In the case of a very large fact table, joining against only one MQ may improve query performance by one or more orders of magnitude. However, this degree of improvement could indicate that the warehouse database is not well-tuned for the queries users expect to run. Database administrators might wish to re-examine table indexes to be sure they are ideal for the end-users' reporting needs.
Note: Similar SQL may be produced using the Very Large DataBase (VLDB) property "Sub Query Type" as in the following Strategy article. If it is desired to separate some relationship filter subqueries but leave others unaffected, the VLDB property cannot be used as it applies to an entire report.

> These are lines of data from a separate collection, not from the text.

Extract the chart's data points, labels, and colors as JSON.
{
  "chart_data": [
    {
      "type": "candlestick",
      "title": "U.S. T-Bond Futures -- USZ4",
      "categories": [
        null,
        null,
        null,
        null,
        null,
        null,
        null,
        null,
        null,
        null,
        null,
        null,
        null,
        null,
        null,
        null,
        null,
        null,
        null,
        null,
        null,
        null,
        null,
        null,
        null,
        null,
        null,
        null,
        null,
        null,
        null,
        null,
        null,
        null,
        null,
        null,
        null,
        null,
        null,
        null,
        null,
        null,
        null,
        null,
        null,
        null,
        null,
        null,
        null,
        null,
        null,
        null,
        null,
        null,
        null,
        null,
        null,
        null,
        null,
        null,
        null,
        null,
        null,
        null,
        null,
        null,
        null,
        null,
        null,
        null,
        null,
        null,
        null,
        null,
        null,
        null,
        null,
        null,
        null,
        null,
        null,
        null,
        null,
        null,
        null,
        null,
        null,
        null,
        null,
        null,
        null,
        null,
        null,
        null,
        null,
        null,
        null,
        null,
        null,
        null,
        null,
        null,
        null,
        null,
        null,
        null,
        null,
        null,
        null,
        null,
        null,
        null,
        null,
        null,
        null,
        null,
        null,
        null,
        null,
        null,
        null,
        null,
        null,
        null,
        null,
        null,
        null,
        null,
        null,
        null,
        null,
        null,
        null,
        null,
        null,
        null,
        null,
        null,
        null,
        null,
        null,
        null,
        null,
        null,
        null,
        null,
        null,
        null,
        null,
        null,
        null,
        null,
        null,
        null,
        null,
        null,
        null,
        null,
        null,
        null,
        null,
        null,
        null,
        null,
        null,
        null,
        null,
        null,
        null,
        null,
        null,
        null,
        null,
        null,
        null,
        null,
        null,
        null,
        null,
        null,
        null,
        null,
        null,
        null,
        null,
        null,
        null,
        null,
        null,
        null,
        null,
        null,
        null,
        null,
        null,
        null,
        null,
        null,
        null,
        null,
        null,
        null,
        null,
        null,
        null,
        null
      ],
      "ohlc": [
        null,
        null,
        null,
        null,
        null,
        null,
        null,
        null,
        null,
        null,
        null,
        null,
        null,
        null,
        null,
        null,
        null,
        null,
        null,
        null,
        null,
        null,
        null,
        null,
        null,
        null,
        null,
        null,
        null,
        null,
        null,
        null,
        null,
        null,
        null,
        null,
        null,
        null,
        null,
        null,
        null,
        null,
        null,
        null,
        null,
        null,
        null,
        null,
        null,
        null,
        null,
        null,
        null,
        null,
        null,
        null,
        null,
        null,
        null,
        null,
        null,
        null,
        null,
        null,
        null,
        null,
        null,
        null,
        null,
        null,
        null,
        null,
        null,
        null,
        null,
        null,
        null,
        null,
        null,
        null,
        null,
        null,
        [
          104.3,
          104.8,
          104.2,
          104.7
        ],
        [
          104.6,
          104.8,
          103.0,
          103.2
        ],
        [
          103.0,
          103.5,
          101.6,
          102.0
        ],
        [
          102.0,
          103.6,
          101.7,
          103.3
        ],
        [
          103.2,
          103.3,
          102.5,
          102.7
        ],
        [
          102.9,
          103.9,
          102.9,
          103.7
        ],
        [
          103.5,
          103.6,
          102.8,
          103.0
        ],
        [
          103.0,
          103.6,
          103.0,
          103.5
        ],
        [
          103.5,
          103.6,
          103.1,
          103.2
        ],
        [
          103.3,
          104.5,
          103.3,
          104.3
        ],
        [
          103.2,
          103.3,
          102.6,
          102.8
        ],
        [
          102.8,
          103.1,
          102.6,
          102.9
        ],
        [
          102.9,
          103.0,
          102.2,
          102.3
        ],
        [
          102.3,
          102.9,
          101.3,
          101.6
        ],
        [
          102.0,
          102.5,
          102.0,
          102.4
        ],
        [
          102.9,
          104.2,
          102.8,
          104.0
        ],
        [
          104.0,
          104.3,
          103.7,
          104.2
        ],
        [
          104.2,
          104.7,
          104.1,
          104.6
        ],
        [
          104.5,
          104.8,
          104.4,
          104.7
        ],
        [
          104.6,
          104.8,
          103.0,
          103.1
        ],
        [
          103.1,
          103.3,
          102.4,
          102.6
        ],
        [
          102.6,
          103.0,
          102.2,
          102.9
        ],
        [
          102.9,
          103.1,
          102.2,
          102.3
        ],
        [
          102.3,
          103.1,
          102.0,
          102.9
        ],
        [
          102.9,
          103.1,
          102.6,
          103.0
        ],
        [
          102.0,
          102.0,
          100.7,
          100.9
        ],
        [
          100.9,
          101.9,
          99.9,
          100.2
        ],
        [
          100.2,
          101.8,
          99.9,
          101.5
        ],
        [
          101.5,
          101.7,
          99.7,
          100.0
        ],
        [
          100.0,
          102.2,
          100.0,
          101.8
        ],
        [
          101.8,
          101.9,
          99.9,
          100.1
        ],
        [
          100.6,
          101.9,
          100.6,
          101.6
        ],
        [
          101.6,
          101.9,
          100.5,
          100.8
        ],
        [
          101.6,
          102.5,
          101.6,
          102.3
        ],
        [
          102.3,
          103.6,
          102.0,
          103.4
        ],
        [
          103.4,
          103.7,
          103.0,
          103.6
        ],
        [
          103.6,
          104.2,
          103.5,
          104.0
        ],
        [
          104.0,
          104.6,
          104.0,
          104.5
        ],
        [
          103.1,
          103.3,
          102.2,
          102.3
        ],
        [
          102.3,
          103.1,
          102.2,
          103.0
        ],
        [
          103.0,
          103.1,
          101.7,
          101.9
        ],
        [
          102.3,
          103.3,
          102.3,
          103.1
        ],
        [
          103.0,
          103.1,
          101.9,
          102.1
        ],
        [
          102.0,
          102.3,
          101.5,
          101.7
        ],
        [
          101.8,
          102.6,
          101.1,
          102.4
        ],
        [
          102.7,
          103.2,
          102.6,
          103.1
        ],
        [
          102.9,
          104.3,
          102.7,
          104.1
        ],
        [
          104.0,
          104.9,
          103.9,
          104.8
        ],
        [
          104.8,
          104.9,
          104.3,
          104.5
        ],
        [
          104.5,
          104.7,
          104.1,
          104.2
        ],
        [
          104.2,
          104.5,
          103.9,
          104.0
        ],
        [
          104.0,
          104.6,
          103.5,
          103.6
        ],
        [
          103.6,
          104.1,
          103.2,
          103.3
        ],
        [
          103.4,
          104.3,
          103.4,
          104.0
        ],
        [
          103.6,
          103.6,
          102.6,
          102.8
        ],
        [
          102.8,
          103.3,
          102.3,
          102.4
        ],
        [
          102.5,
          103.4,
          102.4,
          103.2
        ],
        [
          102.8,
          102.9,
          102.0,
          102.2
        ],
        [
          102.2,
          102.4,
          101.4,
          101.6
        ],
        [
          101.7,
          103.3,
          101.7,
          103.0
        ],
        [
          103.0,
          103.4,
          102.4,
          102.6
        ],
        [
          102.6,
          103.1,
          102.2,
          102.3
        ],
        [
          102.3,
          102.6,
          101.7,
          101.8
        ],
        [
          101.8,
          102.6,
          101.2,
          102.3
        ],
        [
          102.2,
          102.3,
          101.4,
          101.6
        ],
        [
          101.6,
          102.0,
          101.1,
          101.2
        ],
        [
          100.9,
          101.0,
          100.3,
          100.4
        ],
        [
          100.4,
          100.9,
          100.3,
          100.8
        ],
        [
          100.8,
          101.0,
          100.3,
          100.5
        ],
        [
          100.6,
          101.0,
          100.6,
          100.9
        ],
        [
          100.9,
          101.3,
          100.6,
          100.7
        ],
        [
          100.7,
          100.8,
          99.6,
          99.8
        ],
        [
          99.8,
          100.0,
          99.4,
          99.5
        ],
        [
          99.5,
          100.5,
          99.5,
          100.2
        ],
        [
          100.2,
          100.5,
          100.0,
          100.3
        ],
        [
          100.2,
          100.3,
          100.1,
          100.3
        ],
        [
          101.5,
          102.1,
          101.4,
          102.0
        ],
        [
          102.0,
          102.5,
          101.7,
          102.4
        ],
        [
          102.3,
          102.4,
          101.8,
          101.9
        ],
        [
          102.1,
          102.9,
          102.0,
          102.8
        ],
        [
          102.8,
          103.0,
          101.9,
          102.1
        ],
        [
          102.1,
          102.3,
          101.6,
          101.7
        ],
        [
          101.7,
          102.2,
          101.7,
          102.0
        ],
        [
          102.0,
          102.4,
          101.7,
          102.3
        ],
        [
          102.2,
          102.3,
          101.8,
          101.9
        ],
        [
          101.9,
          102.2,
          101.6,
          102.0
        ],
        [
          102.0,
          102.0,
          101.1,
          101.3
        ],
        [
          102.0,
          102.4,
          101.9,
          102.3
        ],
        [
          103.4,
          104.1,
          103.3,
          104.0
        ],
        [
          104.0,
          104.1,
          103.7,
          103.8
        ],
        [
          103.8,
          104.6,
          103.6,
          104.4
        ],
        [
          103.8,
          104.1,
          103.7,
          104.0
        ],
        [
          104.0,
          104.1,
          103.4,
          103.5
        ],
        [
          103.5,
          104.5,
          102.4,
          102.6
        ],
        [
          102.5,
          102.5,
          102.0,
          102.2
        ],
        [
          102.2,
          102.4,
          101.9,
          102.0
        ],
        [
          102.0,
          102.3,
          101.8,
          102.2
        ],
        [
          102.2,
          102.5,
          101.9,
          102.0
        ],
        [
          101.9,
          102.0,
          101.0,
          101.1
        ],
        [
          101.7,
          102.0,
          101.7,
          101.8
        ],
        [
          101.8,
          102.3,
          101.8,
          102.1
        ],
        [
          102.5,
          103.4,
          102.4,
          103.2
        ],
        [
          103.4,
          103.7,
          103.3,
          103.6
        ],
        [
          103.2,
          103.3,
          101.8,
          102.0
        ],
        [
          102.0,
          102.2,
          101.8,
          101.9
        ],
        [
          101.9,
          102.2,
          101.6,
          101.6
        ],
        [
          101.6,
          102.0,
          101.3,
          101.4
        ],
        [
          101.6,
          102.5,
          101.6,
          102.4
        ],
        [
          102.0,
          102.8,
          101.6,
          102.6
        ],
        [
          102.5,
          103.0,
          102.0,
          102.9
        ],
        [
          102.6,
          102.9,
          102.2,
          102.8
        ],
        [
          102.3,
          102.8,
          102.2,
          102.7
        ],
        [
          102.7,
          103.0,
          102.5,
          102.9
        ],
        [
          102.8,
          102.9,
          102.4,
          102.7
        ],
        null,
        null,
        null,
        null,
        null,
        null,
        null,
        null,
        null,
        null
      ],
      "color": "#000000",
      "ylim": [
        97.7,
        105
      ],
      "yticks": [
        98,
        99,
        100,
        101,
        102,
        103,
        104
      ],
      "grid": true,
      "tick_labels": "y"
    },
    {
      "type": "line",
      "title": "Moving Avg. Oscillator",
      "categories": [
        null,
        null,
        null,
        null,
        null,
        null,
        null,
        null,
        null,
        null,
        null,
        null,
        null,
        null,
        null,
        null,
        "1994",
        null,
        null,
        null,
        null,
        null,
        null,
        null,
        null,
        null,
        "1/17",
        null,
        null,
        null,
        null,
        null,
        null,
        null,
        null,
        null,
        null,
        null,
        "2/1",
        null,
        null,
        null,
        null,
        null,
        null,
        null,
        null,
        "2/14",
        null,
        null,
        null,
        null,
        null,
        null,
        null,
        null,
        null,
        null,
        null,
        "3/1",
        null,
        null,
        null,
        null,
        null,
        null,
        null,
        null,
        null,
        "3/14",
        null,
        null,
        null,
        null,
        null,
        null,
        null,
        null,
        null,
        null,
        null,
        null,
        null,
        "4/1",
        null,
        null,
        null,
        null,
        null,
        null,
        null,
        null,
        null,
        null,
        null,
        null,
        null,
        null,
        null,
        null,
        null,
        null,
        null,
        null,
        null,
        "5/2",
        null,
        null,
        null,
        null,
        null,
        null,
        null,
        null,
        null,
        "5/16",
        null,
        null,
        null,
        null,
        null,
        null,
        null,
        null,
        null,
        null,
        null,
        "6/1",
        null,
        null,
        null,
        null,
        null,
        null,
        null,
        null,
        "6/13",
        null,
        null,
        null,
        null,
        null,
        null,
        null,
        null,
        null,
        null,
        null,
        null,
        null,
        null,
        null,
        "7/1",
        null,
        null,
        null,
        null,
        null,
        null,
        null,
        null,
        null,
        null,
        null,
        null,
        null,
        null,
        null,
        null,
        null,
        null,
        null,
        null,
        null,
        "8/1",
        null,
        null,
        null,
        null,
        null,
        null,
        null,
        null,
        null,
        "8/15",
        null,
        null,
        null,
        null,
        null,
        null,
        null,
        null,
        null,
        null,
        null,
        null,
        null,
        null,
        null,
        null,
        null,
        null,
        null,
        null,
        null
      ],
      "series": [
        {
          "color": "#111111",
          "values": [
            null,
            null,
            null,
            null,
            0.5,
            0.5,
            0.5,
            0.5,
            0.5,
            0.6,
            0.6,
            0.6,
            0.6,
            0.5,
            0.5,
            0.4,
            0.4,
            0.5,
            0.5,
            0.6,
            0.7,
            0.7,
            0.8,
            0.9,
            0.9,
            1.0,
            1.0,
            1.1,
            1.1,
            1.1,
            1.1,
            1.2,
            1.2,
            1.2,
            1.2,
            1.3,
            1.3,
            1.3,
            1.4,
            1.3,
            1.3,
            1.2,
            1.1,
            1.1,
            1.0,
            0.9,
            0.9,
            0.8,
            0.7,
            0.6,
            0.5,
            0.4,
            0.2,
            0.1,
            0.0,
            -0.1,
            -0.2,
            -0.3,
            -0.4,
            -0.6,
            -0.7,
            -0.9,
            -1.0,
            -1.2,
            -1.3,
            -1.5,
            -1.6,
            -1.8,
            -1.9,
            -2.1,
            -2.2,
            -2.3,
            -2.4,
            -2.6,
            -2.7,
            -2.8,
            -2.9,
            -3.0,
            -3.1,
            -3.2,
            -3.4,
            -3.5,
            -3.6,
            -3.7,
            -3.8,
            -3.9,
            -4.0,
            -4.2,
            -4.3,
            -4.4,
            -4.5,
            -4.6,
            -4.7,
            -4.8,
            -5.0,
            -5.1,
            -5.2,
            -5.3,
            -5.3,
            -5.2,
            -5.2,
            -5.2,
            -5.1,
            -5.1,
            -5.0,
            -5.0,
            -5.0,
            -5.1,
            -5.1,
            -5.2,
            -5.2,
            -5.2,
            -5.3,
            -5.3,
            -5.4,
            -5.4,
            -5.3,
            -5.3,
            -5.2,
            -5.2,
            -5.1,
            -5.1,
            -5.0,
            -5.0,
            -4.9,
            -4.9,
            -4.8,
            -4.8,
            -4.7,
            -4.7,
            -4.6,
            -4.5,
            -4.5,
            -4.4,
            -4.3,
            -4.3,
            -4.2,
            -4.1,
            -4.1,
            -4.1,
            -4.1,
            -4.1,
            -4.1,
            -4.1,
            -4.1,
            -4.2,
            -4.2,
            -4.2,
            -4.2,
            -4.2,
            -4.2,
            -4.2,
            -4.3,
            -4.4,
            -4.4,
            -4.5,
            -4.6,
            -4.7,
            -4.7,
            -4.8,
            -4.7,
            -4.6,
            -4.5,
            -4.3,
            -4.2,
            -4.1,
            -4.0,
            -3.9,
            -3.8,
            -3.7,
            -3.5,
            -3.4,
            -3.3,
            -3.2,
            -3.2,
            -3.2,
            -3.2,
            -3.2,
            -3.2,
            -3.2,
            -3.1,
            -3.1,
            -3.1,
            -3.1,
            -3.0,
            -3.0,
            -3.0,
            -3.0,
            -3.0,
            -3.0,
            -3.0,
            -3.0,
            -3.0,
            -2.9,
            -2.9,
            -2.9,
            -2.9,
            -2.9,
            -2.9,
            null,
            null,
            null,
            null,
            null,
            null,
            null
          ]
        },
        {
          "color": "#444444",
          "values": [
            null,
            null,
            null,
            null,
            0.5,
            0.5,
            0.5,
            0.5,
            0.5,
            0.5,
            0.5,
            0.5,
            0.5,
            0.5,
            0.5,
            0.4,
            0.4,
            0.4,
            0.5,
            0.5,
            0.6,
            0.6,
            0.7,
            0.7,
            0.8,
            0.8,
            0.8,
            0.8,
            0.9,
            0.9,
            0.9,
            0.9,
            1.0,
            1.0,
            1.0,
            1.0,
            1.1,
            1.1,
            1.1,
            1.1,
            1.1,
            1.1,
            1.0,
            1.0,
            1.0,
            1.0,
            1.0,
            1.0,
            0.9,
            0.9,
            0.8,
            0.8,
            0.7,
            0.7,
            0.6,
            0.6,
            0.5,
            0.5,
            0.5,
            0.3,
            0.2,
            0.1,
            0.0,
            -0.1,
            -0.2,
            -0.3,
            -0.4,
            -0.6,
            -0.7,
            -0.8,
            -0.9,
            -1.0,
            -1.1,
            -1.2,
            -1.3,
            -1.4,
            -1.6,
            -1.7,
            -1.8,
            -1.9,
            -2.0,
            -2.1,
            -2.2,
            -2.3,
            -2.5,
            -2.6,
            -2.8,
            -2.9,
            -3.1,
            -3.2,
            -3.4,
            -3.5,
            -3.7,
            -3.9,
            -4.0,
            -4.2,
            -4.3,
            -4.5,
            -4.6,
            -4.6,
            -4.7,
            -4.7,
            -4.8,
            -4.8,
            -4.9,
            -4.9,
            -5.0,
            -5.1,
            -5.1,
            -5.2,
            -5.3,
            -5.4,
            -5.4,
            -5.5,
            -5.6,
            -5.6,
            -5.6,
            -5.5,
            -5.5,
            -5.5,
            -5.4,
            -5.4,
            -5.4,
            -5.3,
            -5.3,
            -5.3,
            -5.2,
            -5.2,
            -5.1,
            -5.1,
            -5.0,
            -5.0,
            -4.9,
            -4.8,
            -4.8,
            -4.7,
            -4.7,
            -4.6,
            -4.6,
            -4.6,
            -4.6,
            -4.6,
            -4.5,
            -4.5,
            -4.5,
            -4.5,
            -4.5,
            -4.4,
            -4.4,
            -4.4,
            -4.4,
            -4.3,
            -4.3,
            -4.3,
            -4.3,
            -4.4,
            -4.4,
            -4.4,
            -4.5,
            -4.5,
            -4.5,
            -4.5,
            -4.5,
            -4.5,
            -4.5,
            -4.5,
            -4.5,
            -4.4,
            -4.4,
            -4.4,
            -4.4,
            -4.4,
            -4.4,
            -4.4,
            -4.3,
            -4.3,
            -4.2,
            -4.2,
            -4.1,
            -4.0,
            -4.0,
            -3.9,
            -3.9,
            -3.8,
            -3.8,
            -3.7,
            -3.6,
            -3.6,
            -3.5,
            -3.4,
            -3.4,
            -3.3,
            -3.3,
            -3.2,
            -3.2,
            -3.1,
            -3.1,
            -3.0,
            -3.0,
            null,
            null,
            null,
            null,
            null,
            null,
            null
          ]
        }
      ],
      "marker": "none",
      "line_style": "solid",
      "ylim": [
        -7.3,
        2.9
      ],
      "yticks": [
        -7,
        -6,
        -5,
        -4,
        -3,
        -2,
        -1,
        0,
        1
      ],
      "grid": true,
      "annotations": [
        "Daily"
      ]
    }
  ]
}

KB3859: How to use the sub query VLDB setting to optimize performance for attribute relationship filtering in Strategy.
Note: Database-side set operators such as UNION, INTERSECT and EXCEPT are also supported to improve the performance of subquery filtering without remodeling the filters. Consult the following Strategy article for details about the option and the situations under which it applies.
KB13530: Feature in Strategy SQL Generation Engine: Set Operator Optimization
Note: Since performance of any query depends on factors outside Strategy's control (especially database tuning and indexing), Strategy cannot guarantee that there will be an improvement in performance using this technique. It is a worthwhile technique to complement, not replace, database tuning exercises.
Note: Other situations exist in which the Strategy SQL Generation Engine will produce a subquery, most notably when many-to-many relationships exist between attributes. Report-as-filter cannot be used to eliminate subqueries that are the result of any construction other than a relationship filter.